Senate Bill 2199 has passed, has been signed by the Governor, and is now law.

State taxpayers will now send $295 million to local school districts for the purpose of reducing property taxes – in one pocket, and out the other.

The next step to resolving the property tax situation is something that cannot be legislated – the attitude of local government officials.

In today’s Bismarck Tribune (click here) we learn that the City of Bottineau had neglected to appraise commercial property values for 17 years.

Mayor Douglas Marsden said commercial property in Bottineau had not been appraised since 1992, because the city lacked an appraiser.

“After nearly 20 years, the City Council felt it was time,” Marsden said.

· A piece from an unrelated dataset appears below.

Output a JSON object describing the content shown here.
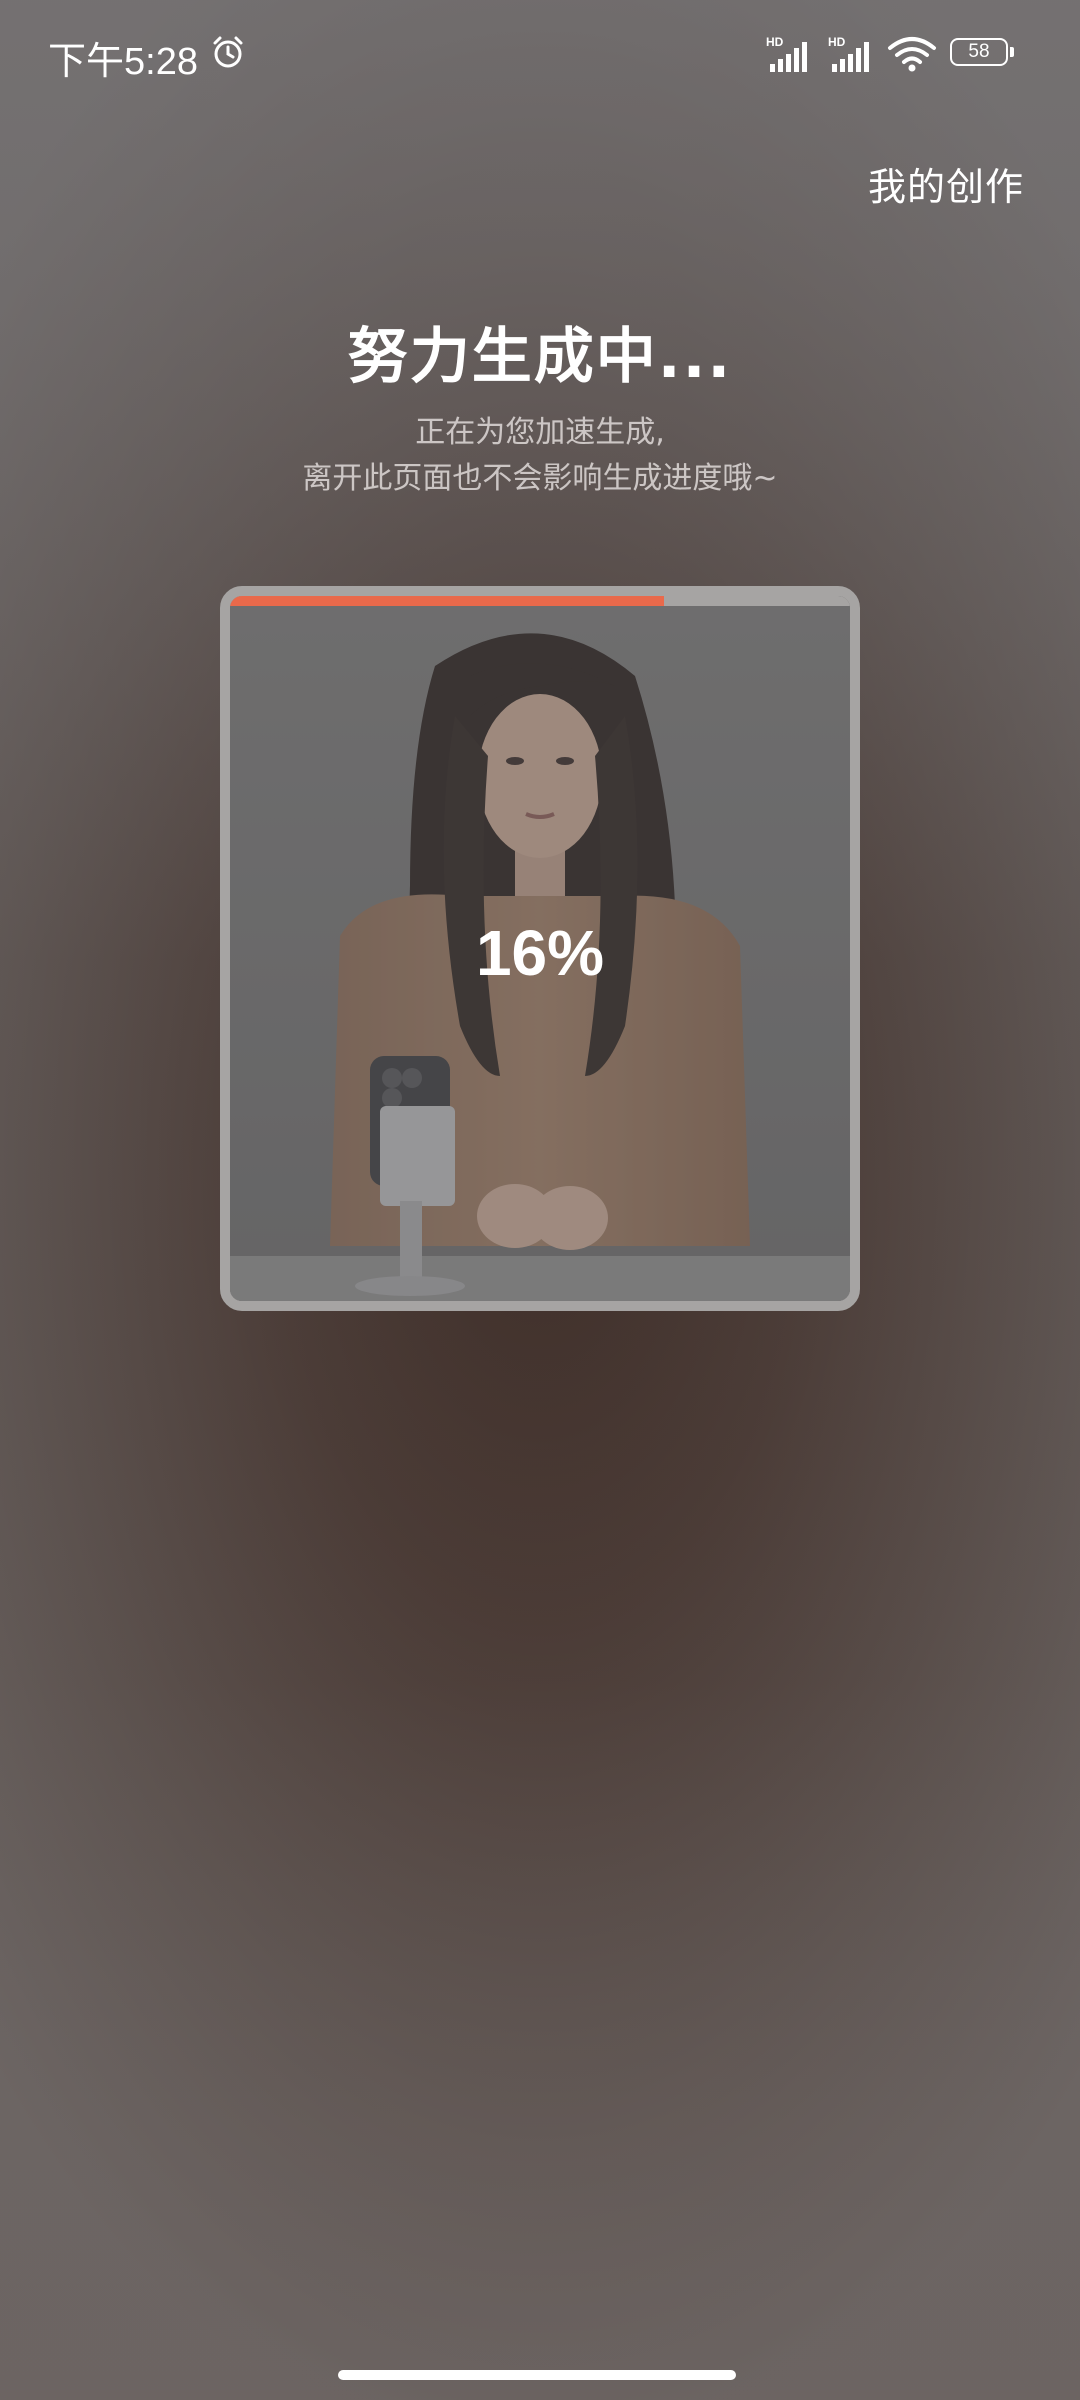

“About 200 properties were reviewed and the city’s commercial valuation grew from $24.8 million to $33.4 million, city auditor Penny Nostdahl said.”

Next comes the swipe –

Marcy Dickerson, the North Dakota Tax Department’s supervisor of assessments, said several North Dakota communities have not had an assessment in more than a decade. “I don’t doubt one bit that Bottineau needed one,” she said. “Taxes don’t have to go up because of a valuation, but in the real world they usually do. They are based on the value of the property and not based on the income of the property owner.”

Did you get that?

“Taxes don’t have to go up because of a valuation, but in the real world they usually do.

This is the problem with property taxes, they don’t go up because the school board, city council, park board, or county commission votes for a tax increase – they just go up on their own – whether the local government needs the money or not.

Until local government officials realize they control property tax increases by their own inaction, no amount of state money will fix the problem.

The only solution to property taxes is to require local government to vote on budgets and revenues seperately.

When values go up, local government can leave the mill levy right where it is, and get more revenue without “raising taxes.”

The formula raises the taxes automaticly, it is the job of the local government to reduce the mill levy by the same percentage that property values increase.